Concepedia

Publication | Open Access

Albumin testing in urine using a smart-phone

204

Citations

46

References

2013

Year

TLDR

The study presents a smartphone‑based Albumin Tester that images and analyzes fluorescent assays in disposable tubes to detect albumin in urine. The lightweight attachment (≈148 g) mounts on the phone camera, uses a battery‑powered laser diode to excite the sample and control tubes, captures perpendicular fluorescence with an external lens, and processes images in under one second via an Android app to quantify albumin.
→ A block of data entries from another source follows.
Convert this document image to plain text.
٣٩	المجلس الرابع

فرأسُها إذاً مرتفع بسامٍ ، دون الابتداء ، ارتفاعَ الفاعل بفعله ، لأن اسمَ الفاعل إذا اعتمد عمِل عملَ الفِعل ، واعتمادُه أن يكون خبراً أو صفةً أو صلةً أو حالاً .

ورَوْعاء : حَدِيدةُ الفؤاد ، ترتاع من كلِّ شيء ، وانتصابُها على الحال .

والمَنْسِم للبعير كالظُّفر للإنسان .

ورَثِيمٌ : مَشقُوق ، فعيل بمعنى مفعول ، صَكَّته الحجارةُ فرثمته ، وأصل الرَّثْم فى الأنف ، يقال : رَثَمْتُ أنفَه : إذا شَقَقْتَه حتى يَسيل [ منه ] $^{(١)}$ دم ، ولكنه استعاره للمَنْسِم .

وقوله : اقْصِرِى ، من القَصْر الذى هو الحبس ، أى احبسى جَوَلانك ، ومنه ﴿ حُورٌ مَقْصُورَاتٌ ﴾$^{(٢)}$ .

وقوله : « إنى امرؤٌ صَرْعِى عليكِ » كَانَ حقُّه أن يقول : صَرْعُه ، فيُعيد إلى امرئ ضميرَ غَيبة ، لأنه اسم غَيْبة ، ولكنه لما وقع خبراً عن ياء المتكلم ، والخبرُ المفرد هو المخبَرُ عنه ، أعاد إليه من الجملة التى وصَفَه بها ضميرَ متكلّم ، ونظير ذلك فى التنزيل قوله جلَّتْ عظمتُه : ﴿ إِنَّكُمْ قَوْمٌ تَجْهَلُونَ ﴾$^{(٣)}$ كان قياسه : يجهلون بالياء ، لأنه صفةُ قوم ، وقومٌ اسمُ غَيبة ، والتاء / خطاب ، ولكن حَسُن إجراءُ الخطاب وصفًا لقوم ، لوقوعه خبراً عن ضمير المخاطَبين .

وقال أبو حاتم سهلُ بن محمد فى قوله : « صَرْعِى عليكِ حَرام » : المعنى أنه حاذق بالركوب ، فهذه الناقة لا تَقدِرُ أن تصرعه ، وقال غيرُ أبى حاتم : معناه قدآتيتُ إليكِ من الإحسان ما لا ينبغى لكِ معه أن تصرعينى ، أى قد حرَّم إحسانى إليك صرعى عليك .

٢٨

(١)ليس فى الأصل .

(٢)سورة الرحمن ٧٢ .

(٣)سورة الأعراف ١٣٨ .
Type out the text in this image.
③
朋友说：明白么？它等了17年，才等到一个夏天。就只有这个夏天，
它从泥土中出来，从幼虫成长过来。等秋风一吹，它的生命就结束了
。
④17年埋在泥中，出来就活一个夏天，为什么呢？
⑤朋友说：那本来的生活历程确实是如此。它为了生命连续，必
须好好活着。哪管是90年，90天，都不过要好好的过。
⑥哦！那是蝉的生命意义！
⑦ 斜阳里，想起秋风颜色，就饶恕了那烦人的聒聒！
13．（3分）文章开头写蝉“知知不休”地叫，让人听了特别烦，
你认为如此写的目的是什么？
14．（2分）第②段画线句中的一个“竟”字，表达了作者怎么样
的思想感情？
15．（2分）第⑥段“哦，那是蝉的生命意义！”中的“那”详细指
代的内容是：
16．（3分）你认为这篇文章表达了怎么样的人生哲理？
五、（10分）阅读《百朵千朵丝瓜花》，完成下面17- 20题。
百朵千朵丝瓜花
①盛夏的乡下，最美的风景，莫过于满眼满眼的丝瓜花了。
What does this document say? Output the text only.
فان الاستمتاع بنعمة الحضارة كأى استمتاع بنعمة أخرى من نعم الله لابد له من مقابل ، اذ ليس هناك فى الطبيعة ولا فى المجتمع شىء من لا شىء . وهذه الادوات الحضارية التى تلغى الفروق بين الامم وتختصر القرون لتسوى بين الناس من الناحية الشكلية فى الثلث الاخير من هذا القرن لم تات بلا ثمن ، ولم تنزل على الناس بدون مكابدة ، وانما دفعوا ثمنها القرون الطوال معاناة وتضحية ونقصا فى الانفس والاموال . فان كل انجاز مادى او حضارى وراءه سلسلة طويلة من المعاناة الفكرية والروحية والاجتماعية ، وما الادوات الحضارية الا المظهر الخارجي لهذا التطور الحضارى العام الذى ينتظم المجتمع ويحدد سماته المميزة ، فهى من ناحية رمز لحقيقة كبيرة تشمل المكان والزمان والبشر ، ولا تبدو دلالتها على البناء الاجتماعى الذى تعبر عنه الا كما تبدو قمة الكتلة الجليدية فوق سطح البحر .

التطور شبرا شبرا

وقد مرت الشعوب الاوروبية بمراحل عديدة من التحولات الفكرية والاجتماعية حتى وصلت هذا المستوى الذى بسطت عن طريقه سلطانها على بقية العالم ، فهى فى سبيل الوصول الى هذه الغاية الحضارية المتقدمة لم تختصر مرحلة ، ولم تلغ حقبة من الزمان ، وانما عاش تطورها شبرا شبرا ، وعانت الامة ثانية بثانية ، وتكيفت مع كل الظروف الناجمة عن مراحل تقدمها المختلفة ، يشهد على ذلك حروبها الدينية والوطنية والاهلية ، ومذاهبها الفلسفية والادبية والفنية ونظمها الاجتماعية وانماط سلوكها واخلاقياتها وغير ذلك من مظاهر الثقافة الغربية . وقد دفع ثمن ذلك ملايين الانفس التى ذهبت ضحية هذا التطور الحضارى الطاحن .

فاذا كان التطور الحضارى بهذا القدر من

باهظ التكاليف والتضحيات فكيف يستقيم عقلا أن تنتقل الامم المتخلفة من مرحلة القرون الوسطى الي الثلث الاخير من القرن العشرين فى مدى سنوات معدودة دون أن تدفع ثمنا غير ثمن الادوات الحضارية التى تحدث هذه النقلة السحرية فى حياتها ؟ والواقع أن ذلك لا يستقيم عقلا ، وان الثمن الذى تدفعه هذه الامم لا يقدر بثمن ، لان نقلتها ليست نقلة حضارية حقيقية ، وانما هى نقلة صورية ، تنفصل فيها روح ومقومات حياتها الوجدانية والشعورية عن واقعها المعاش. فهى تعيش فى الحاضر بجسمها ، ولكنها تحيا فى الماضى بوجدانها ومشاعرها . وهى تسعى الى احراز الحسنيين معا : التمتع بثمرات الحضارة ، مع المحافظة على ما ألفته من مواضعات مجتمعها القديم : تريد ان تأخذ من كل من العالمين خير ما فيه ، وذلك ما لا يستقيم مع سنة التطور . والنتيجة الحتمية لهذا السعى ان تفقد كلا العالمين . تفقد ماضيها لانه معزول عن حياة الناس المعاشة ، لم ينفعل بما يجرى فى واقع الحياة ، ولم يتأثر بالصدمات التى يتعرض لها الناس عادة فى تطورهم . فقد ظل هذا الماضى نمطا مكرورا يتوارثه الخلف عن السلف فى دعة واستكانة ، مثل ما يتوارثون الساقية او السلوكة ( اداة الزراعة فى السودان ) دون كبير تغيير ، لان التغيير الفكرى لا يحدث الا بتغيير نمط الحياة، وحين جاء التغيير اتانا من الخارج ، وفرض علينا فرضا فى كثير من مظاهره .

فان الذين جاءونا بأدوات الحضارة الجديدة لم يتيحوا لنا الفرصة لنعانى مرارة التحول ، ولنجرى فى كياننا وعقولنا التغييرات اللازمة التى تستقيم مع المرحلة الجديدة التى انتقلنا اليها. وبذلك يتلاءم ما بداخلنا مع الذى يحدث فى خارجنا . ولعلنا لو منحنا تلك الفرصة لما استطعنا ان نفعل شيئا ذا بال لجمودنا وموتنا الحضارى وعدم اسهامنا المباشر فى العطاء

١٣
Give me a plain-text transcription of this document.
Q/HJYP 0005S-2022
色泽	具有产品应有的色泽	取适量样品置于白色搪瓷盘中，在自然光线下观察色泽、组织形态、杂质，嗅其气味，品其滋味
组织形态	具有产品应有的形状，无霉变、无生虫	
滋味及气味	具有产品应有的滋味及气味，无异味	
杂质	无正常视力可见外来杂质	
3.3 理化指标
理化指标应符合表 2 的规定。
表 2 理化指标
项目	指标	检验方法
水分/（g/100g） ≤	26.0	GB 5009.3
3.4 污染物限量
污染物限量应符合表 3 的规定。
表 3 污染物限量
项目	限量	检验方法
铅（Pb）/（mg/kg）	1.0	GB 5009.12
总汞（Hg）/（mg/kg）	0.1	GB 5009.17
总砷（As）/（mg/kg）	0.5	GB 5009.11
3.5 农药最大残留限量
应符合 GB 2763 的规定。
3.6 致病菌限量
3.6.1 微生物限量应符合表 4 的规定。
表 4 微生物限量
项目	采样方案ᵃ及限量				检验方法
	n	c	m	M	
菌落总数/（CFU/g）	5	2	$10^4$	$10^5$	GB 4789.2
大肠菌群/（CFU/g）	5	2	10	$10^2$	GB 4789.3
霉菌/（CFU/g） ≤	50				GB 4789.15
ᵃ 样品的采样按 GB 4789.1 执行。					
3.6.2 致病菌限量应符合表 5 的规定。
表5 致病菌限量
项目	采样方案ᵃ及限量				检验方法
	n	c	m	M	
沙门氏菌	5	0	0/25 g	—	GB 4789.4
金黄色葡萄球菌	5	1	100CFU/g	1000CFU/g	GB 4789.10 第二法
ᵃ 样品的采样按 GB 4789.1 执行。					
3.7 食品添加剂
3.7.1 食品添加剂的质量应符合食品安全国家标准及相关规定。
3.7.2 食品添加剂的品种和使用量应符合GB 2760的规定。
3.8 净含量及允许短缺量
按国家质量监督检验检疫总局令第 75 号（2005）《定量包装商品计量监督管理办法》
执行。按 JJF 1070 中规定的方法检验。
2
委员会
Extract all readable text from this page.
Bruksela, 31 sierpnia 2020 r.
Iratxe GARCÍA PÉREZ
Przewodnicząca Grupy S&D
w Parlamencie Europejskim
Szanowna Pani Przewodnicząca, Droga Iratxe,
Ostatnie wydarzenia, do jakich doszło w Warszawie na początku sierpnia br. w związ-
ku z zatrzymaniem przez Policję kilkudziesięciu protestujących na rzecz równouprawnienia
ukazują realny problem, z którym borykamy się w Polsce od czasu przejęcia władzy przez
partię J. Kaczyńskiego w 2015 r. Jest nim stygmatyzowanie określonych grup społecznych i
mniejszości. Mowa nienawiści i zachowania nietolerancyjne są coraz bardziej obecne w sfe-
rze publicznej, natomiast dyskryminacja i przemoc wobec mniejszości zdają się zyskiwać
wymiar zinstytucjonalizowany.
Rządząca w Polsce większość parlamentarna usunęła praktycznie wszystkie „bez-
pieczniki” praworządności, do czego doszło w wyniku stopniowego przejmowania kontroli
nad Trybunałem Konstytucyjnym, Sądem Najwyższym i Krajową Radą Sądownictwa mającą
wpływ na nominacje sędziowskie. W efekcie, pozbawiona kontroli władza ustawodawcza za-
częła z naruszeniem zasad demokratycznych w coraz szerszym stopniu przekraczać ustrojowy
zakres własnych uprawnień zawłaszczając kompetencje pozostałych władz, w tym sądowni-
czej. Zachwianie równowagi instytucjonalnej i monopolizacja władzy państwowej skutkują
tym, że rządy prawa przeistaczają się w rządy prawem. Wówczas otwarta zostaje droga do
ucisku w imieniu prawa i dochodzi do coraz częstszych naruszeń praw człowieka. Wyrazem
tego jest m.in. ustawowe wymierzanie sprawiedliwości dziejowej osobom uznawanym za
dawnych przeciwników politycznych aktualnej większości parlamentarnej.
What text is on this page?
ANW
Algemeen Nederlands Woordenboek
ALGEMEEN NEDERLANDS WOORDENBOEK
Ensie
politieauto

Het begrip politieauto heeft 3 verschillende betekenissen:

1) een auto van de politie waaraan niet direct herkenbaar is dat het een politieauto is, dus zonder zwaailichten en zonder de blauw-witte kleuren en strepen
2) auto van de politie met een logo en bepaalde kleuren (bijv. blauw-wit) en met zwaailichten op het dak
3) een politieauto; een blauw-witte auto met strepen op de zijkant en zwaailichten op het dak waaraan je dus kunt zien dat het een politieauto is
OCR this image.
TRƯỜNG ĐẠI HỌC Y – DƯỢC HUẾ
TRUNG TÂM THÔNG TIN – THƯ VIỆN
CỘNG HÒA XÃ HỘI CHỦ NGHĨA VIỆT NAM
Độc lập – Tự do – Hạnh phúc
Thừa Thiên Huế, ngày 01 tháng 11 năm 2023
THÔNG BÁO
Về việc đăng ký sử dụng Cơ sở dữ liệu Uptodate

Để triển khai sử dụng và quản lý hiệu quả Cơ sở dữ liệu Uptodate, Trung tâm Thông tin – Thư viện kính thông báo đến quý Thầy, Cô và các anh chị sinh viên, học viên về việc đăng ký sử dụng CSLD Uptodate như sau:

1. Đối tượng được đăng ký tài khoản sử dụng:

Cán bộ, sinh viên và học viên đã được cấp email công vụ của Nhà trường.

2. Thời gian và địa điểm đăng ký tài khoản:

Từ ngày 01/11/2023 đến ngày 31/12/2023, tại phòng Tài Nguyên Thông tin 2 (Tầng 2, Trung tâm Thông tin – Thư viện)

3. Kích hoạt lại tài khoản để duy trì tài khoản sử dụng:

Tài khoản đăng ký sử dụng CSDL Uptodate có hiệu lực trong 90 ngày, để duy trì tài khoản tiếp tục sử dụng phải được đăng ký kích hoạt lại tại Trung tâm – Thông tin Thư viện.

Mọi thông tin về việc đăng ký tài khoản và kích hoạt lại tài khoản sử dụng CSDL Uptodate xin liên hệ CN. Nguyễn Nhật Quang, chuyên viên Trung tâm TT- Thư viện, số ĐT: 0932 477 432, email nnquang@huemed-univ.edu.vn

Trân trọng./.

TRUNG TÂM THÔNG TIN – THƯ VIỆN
The platform achieves a detection limit of 5–10 µg mL⁻¹ in buffer and urine, exceeding clinical sensitivity, and could aid early kidney disease diagnosis or monitoring of chronic patients with diabetes, hypertension, or cardiovascular disease.

Abstract

We demonstrate a digital sensing platform, termed Albumin Tester, running on a smart-phone that images and automatically analyses fluorescent assays confined within disposable test tubes for sensitive and specific detection of albumin in urine. This light-weight and compact Albumin Tester attachment, weighing approximately 148 grams, is mechanically installed on the existing camera unit of a smart-phone, where test and control tubes are inserted from the side and are excited by a battery powered laser diode. This excitation beam, after probing the sample of interest located within the test tube, interacts with the control tube, and the resulting fluorescent emission is collected perpendicular to the direction of the excitation, where the cellphone camera captures the images of the fluorescent tubes through the use of an external plastic lens that is inserted between the sample and the camera lens. The acquired fluorescent images of the sample and control tubes are digitally processed within one second through an Android application running on the same cellphone for quantification of albumin concentration in the urine specimen of interest. Using a simple sample preparation approach which takes ∼5 min per test (including the incubation time), we experimentally confirmed the detection limit of our sensing platform as 5–10 μg mL−1 (which is more than 3 times lower than the clinically accepted normal range) in buffer as well as urine samples. This automated albumin testing tool running on a smart-phone could be useful for early diagnosis of kidney disease or for monitoring of chronic patients, especially those suffering from diabetes, hypertension, and/or cardiovascular diseases.